Extracting the bodies of your dead colleagues is a grim task, admits fellow pilot Kelly Garcia, 30, but she says it’s one ‘someone has to do’. “We can’t just leave them there,” she shrugs sadly. “But our work can be very gratifying. My family are the proudest people in the world of my job. My parents tell everyone their daughter is a helicopter pilot even though they don’t know too much about what I do. If they did, they would probably have a heart attack.”

And the women’s work does not stop at supporting the commandoes’ clashes with the guerrilla. They also play a frontline role in the war on drugs – escorting mostly US-funded crop spraying planes as they seek to destroy the cocaine farms. But whilst the peasants who farm those drug crops are generally unarmed and used to switching to other areas of land when their yields are targeted, the wholesalers are not relaxed.

Desperate to protect their laboratories, the guerrillas have been known to stretch wires between trees – snaring the planes in their deathly makeshift web. Because of this, some of the women claim their work in cocaine eradication is even more dangerous than supporting the troops who are making direct assaults on the rebels – particularly when the fields are too well protected to be sprayed from the air and must be eradicated on foot.
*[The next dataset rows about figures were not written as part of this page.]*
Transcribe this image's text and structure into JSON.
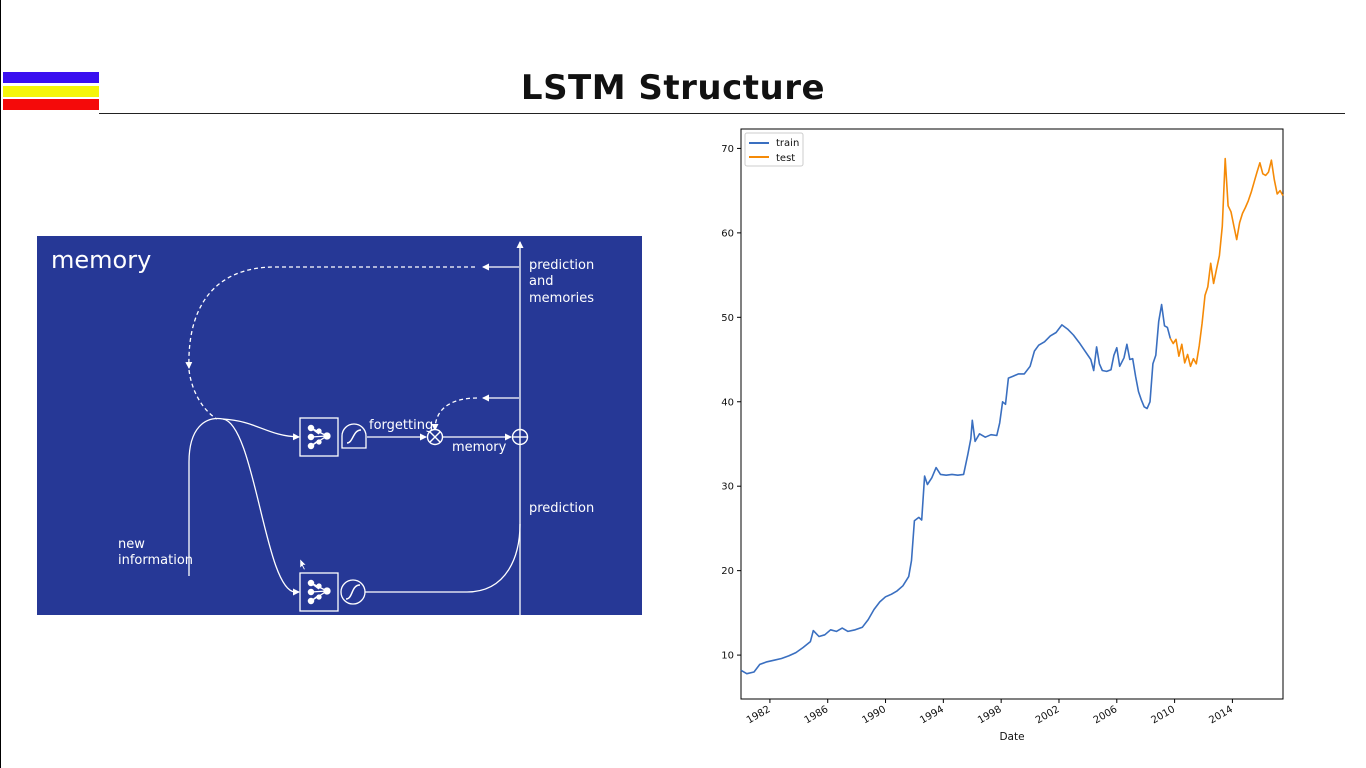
{
  "slide": {
    "title": "LSTM Structure",
    "accent_colors": [
      "#3a0ff0",
      "#f5f50a",
      "#f50a0a"
    ]
  },
  "diagram": {
    "background": "#263896",
    "heading": "memory",
    "labels": {
      "prediction_and_memories_1": "prediction",
      "prediction_and_memories_2": "and",
      "prediction_and_memories_3": "memories",
      "forgetting": "forgetting",
      "memory": "memory",
      "prediction": "prediction",
      "new_information_1": "new",
      "new_information_2": "information"
    },
    "icons": [
      "neural-net-icon",
      "sigmoid-icon",
      "tanh-icon",
      "multiply-icon",
      "add-icon"
    ]
  },
  "chart_data": {
    "type": "line",
    "xlabel": "Date",
    "ylabel": "",
    "x_tick_labels": [
      "1982",
      "1986",
      "1990",
      "1994",
      "1998",
      "2002",
      "2006",
      "2010",
      "2014"
    ],
    "y_tick_labels": [
      "10",
      "20",
      "30",
      "40",
      "50",
      "60",
      "70"
    ],
    "xlim": [
      1980.0,
      2017.5
    ],
    "ylim": [
      4.8,
      72.3
    ],
    "legend_position": "top-left",
    "series": [
      {
        "name": "train",
        "color": "#3a6fc0",
        "points": [
          [
            1980.0,
            8.2
          ],
          [
            1980.4,
            7.8
          ],
          [
            1980.9,
            8.0
          ],
          [
            1981.3,
            8.9
          ],
          [
            1981.8,
            9.2
          ],
          [
            1982.3,
            9.4
          ],
          [
            1982.8,
            9.6
          ],
          [
            1983.3,
            9.9
          ],
          [
            1983.8,
            10.3
          ],
          [
            1984.3,
            10.9
          ],
          [
            1984.8,
            11.6
          ],
          [
            1985.0,
            12.9
          ],
          [
            1985.4,
            12.2
          ],
          [
            1985.8,
            12.4
          ],
          [
            1986.2,
            13.0
          ],
          [
            1986.6,
            12.8
          ],
          [
            1987.0,
            13.2
          ],
          [
            1987.4,
            12.8
          ],
          [
            1987.9,
            13.0
          ],
          [
            1988.4,
            13.3
          ],
          [
            1988.8,
            14.2
          ],
          [
            1989.2,
            15.4
          ],
          [
            1989.6,
            16.3
          ],
          [
            1990.0,
            16.9
          ],
          [
            1990.4,
            17.2
          ],
          [
            1990.8,
            17.6
          ],
          [
            1991.2,
            18.2
          ],
          [
            1991.6,
            19.3
          ],
          [
            1991.8,
            21.2
          ],
          [
            1992.0,
            25.9
          ],
          [
            1992.3,
            26.3
          ],
          [
            1992.5,
            26.0
          ],
          [
            1992.7,
            31.2
          ],
          [
            1992.9,
            30.2
          ],
          [
            1993.2,
            31.0
          ],
          [
            1993.5,
            32.2
          ],
          [
            1993.8,
            31.4
          ],
          [
            1994.2,
            31.3
          ],
          [
            1994.6,
            31.4
          ],
          [
            1995.0,
            31.3
          ],
          [
            1995.4,
            31.4
          ],
          [
            1995.7,
            33.8
          ],
          [
            1995.9,
            35.6
          ],
          [
            1996.0,
            37.8
          ],
          [
            1996.2,
            35.3
          ],
          [
            1996.5,
            36.2
          ],
          [
            1996.9,
            35.8
          ],
          [
            1997.3,
            36.1
          ],
          [
            1997.7,
            36.0
          ],
          [
            1997.9,
            37.5
          ],
          [
            1998.1,
            40.0
          ],
          [
            1998.3,
            39.7
          ],
          [
            1998.5,
            42.8
          ],
          [
            1998.8,
            43.0
          ],
          [
            1999.2,
            43.3
          ],
          [
            1999.6,
            43.3
          ],
          [
            2000.0,
            44.2
          ],
          [
            2000.3,
            46.0
          ],
          [
            2000.6,
            46.7
          ],
          [
            2001.0,
            47.1
          ],
          [
            2001.4,
            47.8
          ],
          [
            2001.8,
            48.2
          ],
          [
            2002.2,
            49.1
          ],
          [
            2002.6,
            48.6
          ],
          [
            2003.0,
            47.9
          ],
          [
            2003.4,
            47.0
          ],
          [
            2003.8,
            46.0
          ],
          [
            2004.2,
            45.0
          ],
          [
            2004.4,
            43.7
          ],
          [
            2004.6,
            46.5
          ],
          [
            2004.8,
            44.5
          ],
          [
            2005.0,
            43.7
          ],
          [
            2005.3,
            43.6
          ],
          [
            2005.6,
            43.8
          ],
          [
            2005.8,
            45.5
          ],
          [
            2006.0,
            46.4
          ],
          [
            2006.2,
            44.2
          ],
          [
            2006.5,
            45.2
          ],
          [
            2006.7,
            46.8
          ],
          [
            2006.9,
            45.0
          ],
          [
            2007.1,
            45.1
          ],
          [
            2007.3,
            43.0
          ],
          [
            2007.5,
            41.2
          ],
          [
            2007.7,
            40.2
          ],
          [
            2007.9,
            39.4
          ],
          [
            2008.1,
            39.2
          ],
          [
            2008.3,
            40.0
          ],
          [
            2008.5,
            44.5
          ],
          [
            2008.7,
            45.5
          ],
          [
            2008.9,
            49.5
          ],
          [
            2009.1,
            51.5
          ],
          [
            2009.3,
            49.0
          ],
          [
            2009.5,
            48.8
          ],
          [
            2009.7,
            47.5
          ]
        ]
      },
      {
        "name": "test",
        "color": "#f58a07",
        "points": [
          [
            2009.7,
            47.5
          ],
          [
            2009.9,
            46.9
          ],
          [
            2010.1,
            47.4
          ],
          [
            2010.3,
            45.4
          ],
          [
            2010.5,
            46.8
          ],
          [
            2010.7,
            44.6
          ],
          [
            2010.9,
            45.6
          ],
          [
            2011.1,
            44.2
          ],
          [
            2011.3,
            45.1
          ],
          [
            2011.5,
            44.5
          ],
          [
            2011.7,
            46.6
          ],
          [
            2011.9,
            49.3
          ],
          [
            2012.1,
            52.6
          ],
          [
            2012.3,
            53.6
          ],
          [
            2012.5,
            56.4
          ],
          [
            2012.7,
            54.0
          ],
          [
            2012.9,
            55.7
          ],
          [
            2013.1,
            57.3
          ],
          [
            2013.3,
            60.8
          ],
          [
            2013.5,
            68.8
          ],
          [
            2013.7,
            63.2
          ],
          [
            2013.9,
            62.5
          ],
          [
            2014.1,
            60.8
          ],
          [
            2014.3,
            59.2
          ],
          [
            2014.5,
            61.2
          ],
          [
            2014.7,
            62.3
          ],
          [
            2014.9,
            63.0
          ],
          [
            2015.1,
            63.8
          ],
          [
            2015.3,
            64.8
          ],
          [
            2015.5,
            66.0
          ],
          [
            2015.7,
            67.2
          ],
          [
            2015.9,
            68.3
          ],
          [
            2016.1,
            67.0
          ],
          [
            2016.3,
            66.8
          ],
          [
            2016.5,
            67.2
          ],
          [
            2016.7,
            68.6
          ],
          [
            2016.9,
            66.3
          ],
          [
            2017.1,
            64.6
          ],
          [
            2017.3,
            65.0
          ],
          [
            2017.5,
            64.4
          ]
        ]
      }
    ]
  }
}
“I was taking food to troops in the mountains who were eradicating crops just last week,” says Kelly. “We always ride with two sniffer dogs because the crops are so well protected. When we were returning to the chopper one dog found a mine that blew both dogs up. It was really sad to lose the dogs but thank goodness it wasn’t a cop.”

The women work in 15-day stints, rotating between bases situated in the most dangerous areas of Colombia. While some of those stations have installed facilities for them, others are more basic – with all of the pilots thrown together to sleep and shower in giant metal containers.